Este artículo se publicó hace 16 años.
283 vidas en una
No me gustaría caer en los tópicos que se suelen soltar cuando alguien pasa a mejor vida: amigo de sus amigos, buena gente, etc... Sergio Algora era un cabronazo; un cabronazo encantador, eso es lo que era. Era lo suficientemente buena persona (mucho) para serlo (encantador), pero nadie que le conozca mínimamente me negará que lo era.
Era tan inteligente que uno tenía muchas veces la sensación de que no hacía falta hablar con él, que ya había previsto todo lo que uno pudiera decirle y que sorprenderle era una utopía. Era un gran conversador, recurría con frecuencia a la mentira y a la exageración, como si la realidad no fuera suficiente para él. Y es que, en realidad nunca lo fue, de ahí nacían todos sus textos, su sentido del humor, todo. No fue suficiente tampoco su enfermedad: capeaba y cargaba con ella con una vitalidad pasmosa, y sobre todo con mucho humor, humor maño, desde luego, humor impertinente, indomable y cojonudo.

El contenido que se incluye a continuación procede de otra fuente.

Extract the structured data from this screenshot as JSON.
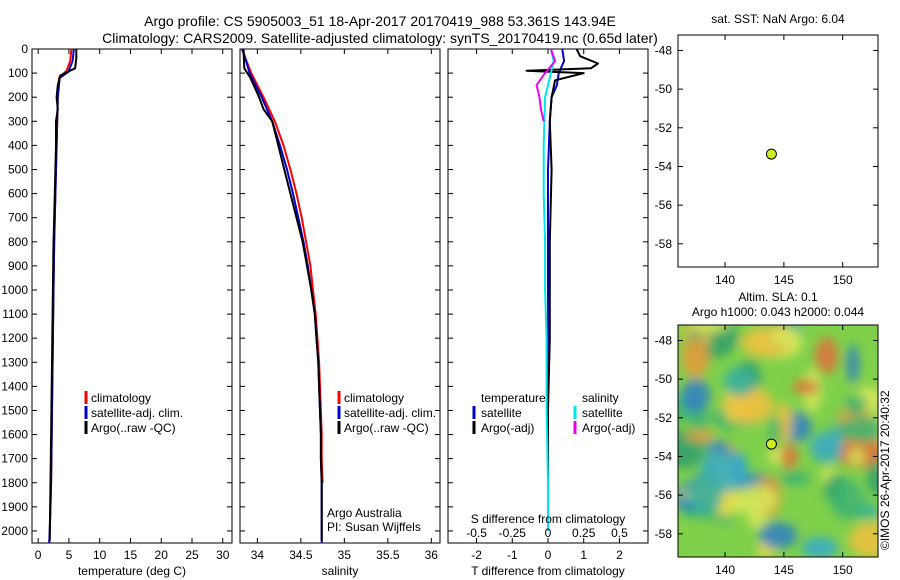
{
  "title": {
    "line1": "Argo profile: CS 5905003_51 18-Apr-2017 20170419_988 53.361S 143.94E",
    "line2": "Climatology: CARS2009. Satellite-adjusted climatology: synTS_20170419.nc (0.65d later)"
  },
  "colors": {
    "climatology": "#ff0000",
    "satellite": "#0000cc",
    "argo": "#000000",
    "salinity_satellite": "#00e5ee",
    "salinity_argo": "#ee00ee",
    "marker": "#ccee22"
  },
  "legend": {
    "climatology": "climatology",
    "satellite_clim": "satellite-adj. clim.",
    "argo_raw": "Argo(..raw -QC)",
    "temperature_header": "temperature",
    "salinity_header": "salinity",
    "satellite": "satellite",
    "argo_adj": "Argo(-adj)"
  },
  "credits": {
    "line1": "Argo Australia",
    "line2": "PI: Susan Wijffels",
    "stamp": "©IMOS 26-Apr-2017 20:40:32"
  },
  "chart_data": [
    {
      "type": "line",
      "title": "",
      "xlabel": "temperature (deg C)",
      "ylabel": "",
      "xlim": [
        -1,
        31.5
      ],
      "ylim": [
        2050,
        0
      ],
      "xticks": [
        0,
        5,
        10,
        15,
        20,
        25,
        30
      ],
      "yticks": [
        0,
        100,
        200,
        300,
        400,
        500,
        600,
        700,
        800,
        900,
        1000,
        1100,
        1200,
        1300,
        1400,
        1500,
        1600,
        1700,
        1800,
        1900,
        2000
      ],
      "series": [
        {
          "name": "climatology",
          "color": "#ff0000",
          "depth": [
            0,
            50,
            90,
            120,
            200,
            400,
            600,
            800,
            1000,
            1200,
            1400,
            1600,
            1800,
            2000,
            2050
          ],
          "values": [
            5.4,
            5.2,
            4.6,
            3.4,
            3.2,
            3.0,
            2.8,
            2.6,
            2.5,
            2.4,
            2.3,
            2.2,
            2.1,
            1.9,
            1.8
          ]
        },
        {
          "name": "satellite-adj. clim.",
          "color": "#0000cc",
          "depth": [
            0,
            50,
            95,
            120,
            200,
            400,
            600,
            800,
            1000,
            1200,
            1400,
            1600,
            1800,
            2000,
            2050
          ],
          "values": [
            5.8,
            5.6,
            4.9,
            3.5,
            3.2,
            3.0,
            2.8,
            2.6,
            2.5,
            2.4,
            2.3,
            2.2,
            2.1,
            1.9,
            1.8
          ]
        },
        {
          "name": "Argo(..raw -QC)",
          "color": "#000000",
          "depth": [
            0,
            40,
            80,
            95,
            110,
            150,
            200,
            250,
            300,
            400,
            500,
            600,
            700,
            800,
            1000,
            1200,
            1400,
            1600,
            1800,
            2000,
            2040
          ],
          "values": [
            6.2,
            6.2,
            6.0,
            4.8,
            3.6,
            3.2,
            3.0,
            3.2,
            2.9,
            2.9,
            2.8,
            2.7,
            2.6,
            2.5,
            2.4,
            2.3,
            2.2,
            2.1,
            2.0,
            1.9,
            1.9
          ]
        }
      ]
    },
    {
      "type": "line",
      "title": "",
      "xlabel": "salinity",
      "ylabel": "",
      "xlim": [
        33.8,
        36.1
      ],
      "ylim": [
        2050,
        0
      ],
      "xticks": [
        34,
        34.5,
        35,
        35.5,
        36
      ],
      "xtick_labels": [
        "34",
        "34.5",
        "35",
        "35.5",
        "36"
      ],
      "series": [
        {
          "name": "climatology",
          "color": "#ff0000",
          "depth": [
            0,
            100,
            200,
            300,
            400,
            500,
            600,
            700,
            800,
            900,
            1000,
            1100,
            1200,
            1300,
            1400,
            1500,
            1600,
            1700,
            1800
          ],
          "values": [
            33.82,
            33.93,
            34.07,
            34.2,
            34.3,
            34.38,
            34.45,
            34.51,
            34.56,
            34.61,
            34.64,
            34.67,
            34.69,
            34.71,
            34.72,
            34.73,
            34.74,
            34.74,
            34.75
          ]
        },
        {
          "name": "satellite-adj. clim.",
          "color": "#0000cc",
          "depth": [
            0,
            100,
            200,
            300,
            400,
            500,
            600,
            700,
            800,
            900,
            1000,
            1100,
            1200,
            1300,
            1400,
            1500,
            1600,
            1700,
            1800,
            1900,
            2000,
            2050
          ],
          "values": [
            33.83,
            33.91,
            34.05,
            34.17,
            34.26,
            34.34,
            34.41,
            34.47,
            34.53,
            34.58,
            34.62,
            34.66,
            34.68,
            34.7,
            34.71,
            34.72,
            34.73,
            34.73,
            34.74,
            34.74,
            34.74,
            34.74
          ]
        },
        {
          "name": "Argo(..raw -QC)",
          "color": "#000000",
          "depth": [
            0,
            80,
            120,
            160,
            200,
            250,
            300,
            400,
            500,
            600,
            700,
            800,
            900,
            1000,
            1100,
            1200,
            1300,
            1400,
            1500,
            1600,
            1700,
            1800,
            1900,
            2000,
            2040
          ],
          "values": [
            33.84,
            33.85,
            33.92,
            33.97,
            34.02,
            34.07,
            34.17,
            34.24,
            34.31,
            34.38,
            34.45,
            34.52,
            34.57,
            34.62,
            34.66,
            34.68,
            34.7,
            34.71,
            34.72,
            34.73,
            34.73,
            34.74,
            34.74,
            34.74,
            34.74
          ]
        }
      ]
    },
    {
      "type": "line",
      "title": "",
      "xlabel": "T difference from climatology",
      "xlabel_top": "S difference from climatology",
      "ylabel": "",
      "xlim": [
        -2.8,
        2.8
      ],
      "ylim": [
        2050,
        0
      ],
      "xticks": [
        -2,
        -1,
        0,
        1,
        2
      ],
      "xtick_labels": [
        "-2",
        "-1",
        "0",
        "1",
        "2"
      ],
      "s_axis_ticks": [
        -0.5,
        -0.25,
        0,
        0.25,
        0.5
      ],
      "s_axis_tick_labels": [
        "-0.5",
        "-0.25",
        "0",
        "0.25",
        "0.5"
      ],
      "series": [
        {
          "name": "temperature satellite",
          "color": "#0000cc",
          "depth": [
            0,
            50,
            100,
            150,
            200,
            300,
            500,
            800,
            1000,
            1200,
            1500,
            1800,
            2000
          ],
          "values": [
            0.4,
            0.45,
            0.3,
            0.25,
            0.1,
            0.05,
            0.0,
            0.0,
            0.0,
            0.0,
            0.0,
            0.0,
            0.0
          ]
        },
        {
          "name": "temperature Argo(-adj)",
          "color": "#000000",
          "depth": [
            0,
            30,
            60,
            80,
            90,
            100,
            130,
            200,
            300,
            500,
            800,
            1000,
            1200,
            1500,
            1800,
            2000
          ],
          "values": [
            0.8,
            0.9,
            1.4,
            1.2,
            -0.6,
            1.0,
            0.2,
            0.1,
            0.05,
            0.1,
            0.05,
            0.05,
            0.05,
            0.0,
            0.0,
            0.0
          ]
        },
        {
          "name": "salinity satellite",
          "color": "#00e5ee",
          "depth": [
            0,
            50,
            100,
            200,
            400,
            600,
            800,
            1000,
            1200,
            1500,
            1800,
            2000
          ],
          "values": [
            0.02,
            0.04,
            0.02,
            -0.02,
            -0.03,
            -0.03,
            -0.02,
            -0.02,
            -0.01,
            -0.01,
            0.0,
            0.0
          ]
        },
        {
          "name": "salinity Argo(-adj)",
          "color": "#ee00ee",
          "depth": [
            0,
            50,
            100,
            150,
            200,
            250,
            300
          ],
          "values": [
            0.02,
            0.05,
            -0.02,
            -0.08,
            -0.06,
            -0.05,
            -0.03
          ]
        }
      ]
    },
    {
      "type": "scatter",
      "title": "sat. SST: NaN Argo: 6.04",
      "xlabel": "",
      "ylabel": "",
      "xlim": [
        136,
        153
      ],
      "ylim": [
        -59.2,
        -47.2
      ],
      "xticks": [
        140,
        145,
        150
      ],
      "yticks": [
        -48,
        -50,
        -52,
        -54,
        -56,
        -58
      ],
      "points": [
        {
          "x": 143.94,
          "y": -53.361
        }
      ]
    },
    {
      "type": "heatmap",
      "title": "Altim. SLA: 0.1",
      "subtitle": "Argo h1000: 0.043 h2000: 0.044",
      "xlabel": "",
      "ylabel": "",
      "xlim": [
        136,
        153
      ],
      "ylim": [
        -59.2,
        -47.2
      ],
      "xticks": [
        140,
        145,
        150
      ],
      "yticks": [
        -48,
        -50,
        -52,
        -54,
        -56,
        -58
      ],
      "points": [
        {
          "x": 143.94,
          "y": -53.361
        }
      ],
      "field_notes": "gridded sea level anomaly field, not numerically readable"
    }
  ]
}
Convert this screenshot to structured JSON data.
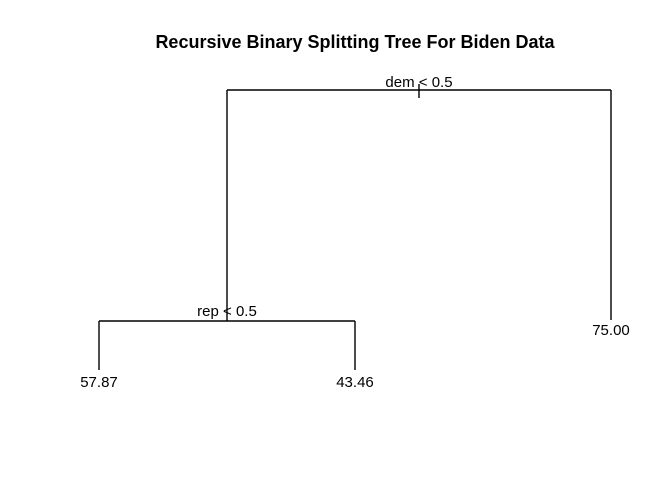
{
  "title": "Recursive Binary Splitting Tree For Biden Data",
  "tree": {
    "root_split": "dem < 0.5",
    "left_split": "rep < 0.5",
    "leaves": {
      "left_left": "57.87",
      "left_right": "43.46",
      "right": "75.00"
    }
  }
}
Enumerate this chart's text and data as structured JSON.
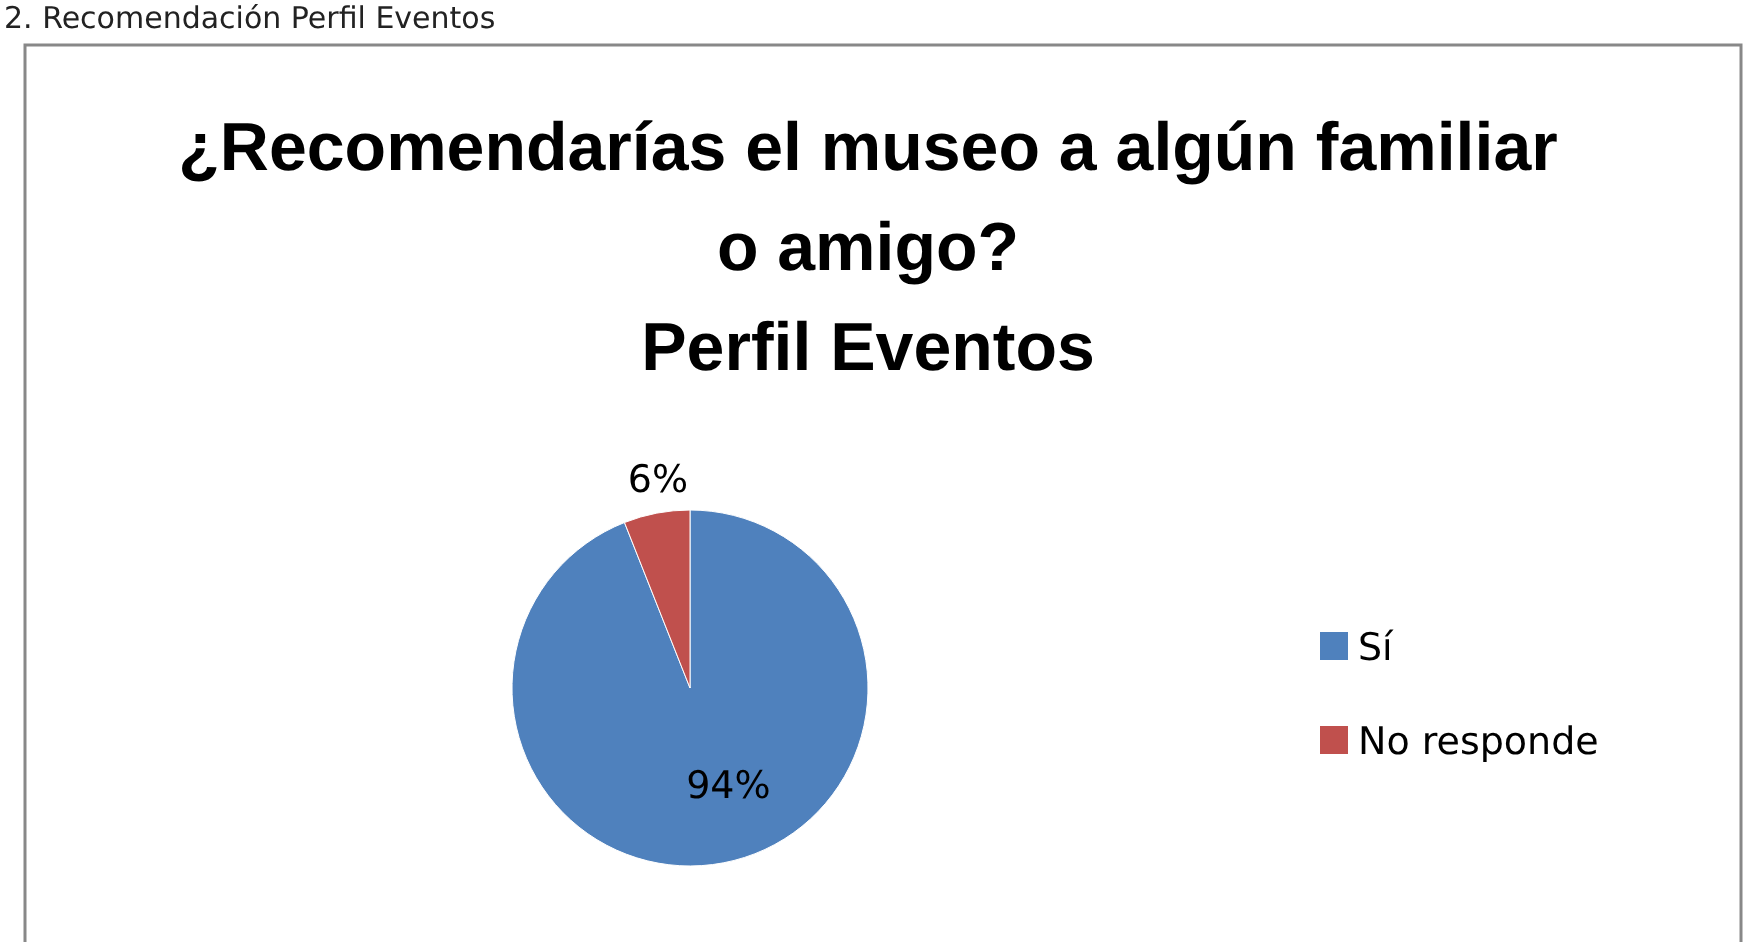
{
  "chart_data": {
    "type": "pie",
    "title": "¿Recomendarías el museo a algún familiar o amigo?\nPerfil Eventos",
    "annotations": [
      "2. Recomendación Perfil Eventos"
    ],
    "categories": [
      "Sí",
      "No responde"
    ],
    "values": [
      94,
      6
    ],
    "colors": [
      "#4f81bd",
      "#c0504d"
    ],
    "value_labels": [
      "94%",
      "6%"
    ],
    "legend": "right"
  }
}
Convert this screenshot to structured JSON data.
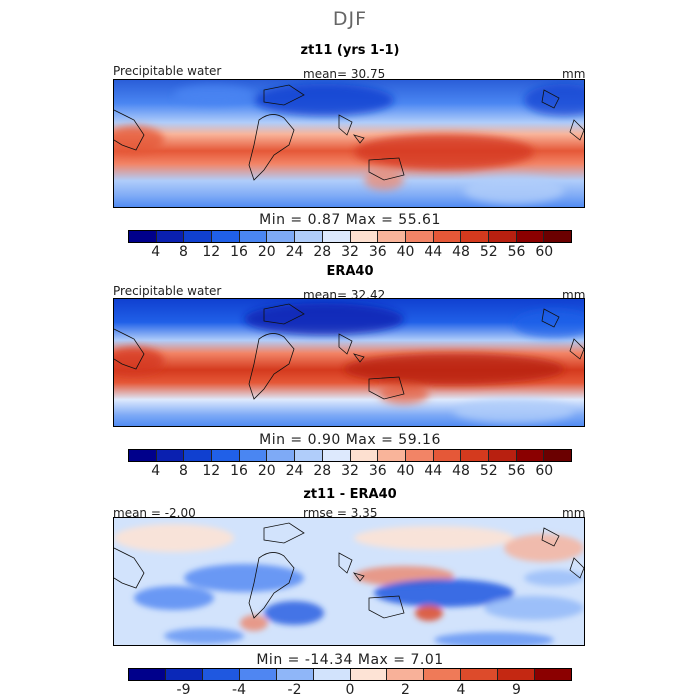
{
  "season": "DJF",
  "panels": [
    {
      "title": "zt11 (yrs 1-1)",
      "left_label": "Precipitable water",
      "center_label": "mean=   30.75",
      "units": "mm",
      "min_max": "Min =    0.87  Max =   55.61",
      "colorbar_labels": [
        "4",
        "8",
        "12",
        "16",
        "20",
        "24",
        "28",
        "32",
        "36",
        "40",
        "44",
        "48",
        "52",
        "56",
        "60"
      ]
    },
    {
      "title": "ERA40",
      "left_label": "Precipitable water",
      "center_label": "mean=   32.42",
      "units": "mm",
      "min_max": "Min =    0.90  Max =   59.16",
      "colorbar_labels": [
        "4",
        "8",
        "12",
        "16",
        "20",
        "24",
        "28",
        "32",
        "36",
        "40",
        "44",
        "48",
        "52",
        "56",
        "60"
      ]
    },
    {
      "title": "zt11 - ERA40",
      "left_label": "mean =   -2.00",
      "center_label": "rmse =     3.35",
      "units": "mm",
      "min_max": "Min = -14.34  Max =    7.01",
      "colorbar_labels": [
        "-9",
        "-4",
        "-2",
        "0",
        "2",
        "4",
        "9"
      ]
    }
  ],
  "colors": {
    "abs_scale": [
      "#00008b",
      "#0a20b0",
      "#1040d0",
      "#2060e8",
      "#4a86f2",
      "#7eaaf6",
      "#b0cdfa",
      "#dde9fd",
      "#fde0d0",
      "#f9b49a",
      "#f28466",
      "#e55838",
      "#d43a1e",
      "#b82010",
      "#8b0000",
      "#6b0000"
    ],
    "diff_scale": [
      "#00008b",
      "#0a28b8",
      "#1f58e0",
      "#4f86f2",
      "#8fb6f8",
      "#d2e3fc",
      "#fde3d5",
      "#f8b199",
      "#ef7a58",
      "#dd4b2b",
      "#c42812",
      "#8b0000"
    ]
  }
}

Le gustaba el gin-tónic, las buenas canciones (grababa los mejores "mezcladitos" del mundo y les ponía títulos espectaculares, aún conservo un par, mi favorito: "este mundo necesita un trasplante"), flirtear con las chicas (si tenían tetas grandes mejor) y escribir.
No tengo ninguna gana de ir al entierro, ninguna, tengo ganas de irme a beber con todos y reírnos un rato de las miles de historias que dejó, son muchas y la mayoría, verdad. Porque no os engañéis, Sergio ha vivido muchas vidas, como 283 más que cualquiera de nosotros.